Barefoot/minimalistes : marchez paléo! !

(Photo tirée du site de 

barefoot-running

coal creek )

Lors d’une ballade dans la forêt prés de chez moi, je croise un marcheur interloqué de me voir pieds nus:

« Vous avez perdu vos chaussures? »

 » Non je marche et je cours en forêts comme ça! »

« Mais vous n’avez jamais entendu parlé des pieds pronateurs et supinateurs, des corrections de foulées? »

« Si, mais je ne crois que les premiers hommes s’en fichaient pas mal! »

Marcher pieds nus: comment ça marche?

Depuis quelques années, la course pieds nus ou en chaussures minimalistes a le vent en poupe. Le concept consiste à se dire, dans une logique parfaitement paleo: « le bon sauvage n’utilisait pas de chaussures, pas d’amortissement et cela pendant des millions d’années.
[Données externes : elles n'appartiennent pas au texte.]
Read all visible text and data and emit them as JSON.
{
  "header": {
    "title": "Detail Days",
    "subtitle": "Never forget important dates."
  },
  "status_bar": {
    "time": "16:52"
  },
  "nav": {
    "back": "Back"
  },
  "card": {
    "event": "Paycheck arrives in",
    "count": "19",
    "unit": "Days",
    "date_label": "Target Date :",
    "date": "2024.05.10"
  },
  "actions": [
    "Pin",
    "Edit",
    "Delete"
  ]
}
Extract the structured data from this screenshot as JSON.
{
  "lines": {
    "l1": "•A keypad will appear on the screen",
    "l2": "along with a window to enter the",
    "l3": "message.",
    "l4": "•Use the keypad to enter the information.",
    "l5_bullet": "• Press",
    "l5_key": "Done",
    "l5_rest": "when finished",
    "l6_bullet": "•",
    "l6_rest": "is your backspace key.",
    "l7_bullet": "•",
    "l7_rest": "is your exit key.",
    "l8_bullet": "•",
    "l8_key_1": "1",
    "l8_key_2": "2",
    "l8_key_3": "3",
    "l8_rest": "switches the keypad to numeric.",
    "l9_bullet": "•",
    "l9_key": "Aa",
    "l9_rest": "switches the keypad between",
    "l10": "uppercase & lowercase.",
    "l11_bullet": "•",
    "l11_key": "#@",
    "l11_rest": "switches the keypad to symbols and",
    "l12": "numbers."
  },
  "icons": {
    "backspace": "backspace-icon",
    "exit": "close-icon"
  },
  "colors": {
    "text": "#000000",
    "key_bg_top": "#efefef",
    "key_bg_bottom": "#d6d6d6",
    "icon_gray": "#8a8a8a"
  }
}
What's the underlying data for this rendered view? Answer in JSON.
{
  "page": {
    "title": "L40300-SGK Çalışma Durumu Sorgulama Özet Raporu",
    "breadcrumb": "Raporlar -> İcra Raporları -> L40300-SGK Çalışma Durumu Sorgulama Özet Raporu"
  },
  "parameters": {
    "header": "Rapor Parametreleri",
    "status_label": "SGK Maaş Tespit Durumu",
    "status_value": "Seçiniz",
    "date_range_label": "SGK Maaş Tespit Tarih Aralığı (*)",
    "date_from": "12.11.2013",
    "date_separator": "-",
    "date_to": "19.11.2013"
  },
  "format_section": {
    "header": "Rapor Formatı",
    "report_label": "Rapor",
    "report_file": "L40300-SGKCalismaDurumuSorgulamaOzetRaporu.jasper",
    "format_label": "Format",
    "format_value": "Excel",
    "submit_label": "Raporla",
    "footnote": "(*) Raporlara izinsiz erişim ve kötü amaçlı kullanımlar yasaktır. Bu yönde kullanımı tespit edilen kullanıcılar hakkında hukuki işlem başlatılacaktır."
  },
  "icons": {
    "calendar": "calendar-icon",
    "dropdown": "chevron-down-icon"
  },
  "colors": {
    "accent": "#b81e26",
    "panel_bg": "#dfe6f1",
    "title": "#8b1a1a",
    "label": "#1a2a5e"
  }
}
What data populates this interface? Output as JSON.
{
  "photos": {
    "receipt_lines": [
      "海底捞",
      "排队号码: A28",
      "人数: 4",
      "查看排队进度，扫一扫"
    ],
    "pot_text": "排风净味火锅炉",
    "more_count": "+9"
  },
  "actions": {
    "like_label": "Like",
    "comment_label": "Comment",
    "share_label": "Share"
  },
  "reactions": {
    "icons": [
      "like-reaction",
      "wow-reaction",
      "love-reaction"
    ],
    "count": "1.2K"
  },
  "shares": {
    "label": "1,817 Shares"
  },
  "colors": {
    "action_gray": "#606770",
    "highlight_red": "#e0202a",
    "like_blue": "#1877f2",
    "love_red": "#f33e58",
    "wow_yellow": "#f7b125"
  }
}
Il doit être parfaitement adapté à la course à pieds sans chaussures »!

Bien sûr, la course pied nus, ou la march pieds nus s’est toujours pratiquée. Certains marathoniens courraient sans chaussures aux jeux olympiques. Ainsi Abebe Bikila gagna le marathon de 1960 en courant pieds nus. Il s’était entrainé pieds nus pour ce marathon mais était censé courir avec chaussures. Mais juste avant la compétition, le fournisseur des jeux olympiques, Adidas, n’avait plus sa taille!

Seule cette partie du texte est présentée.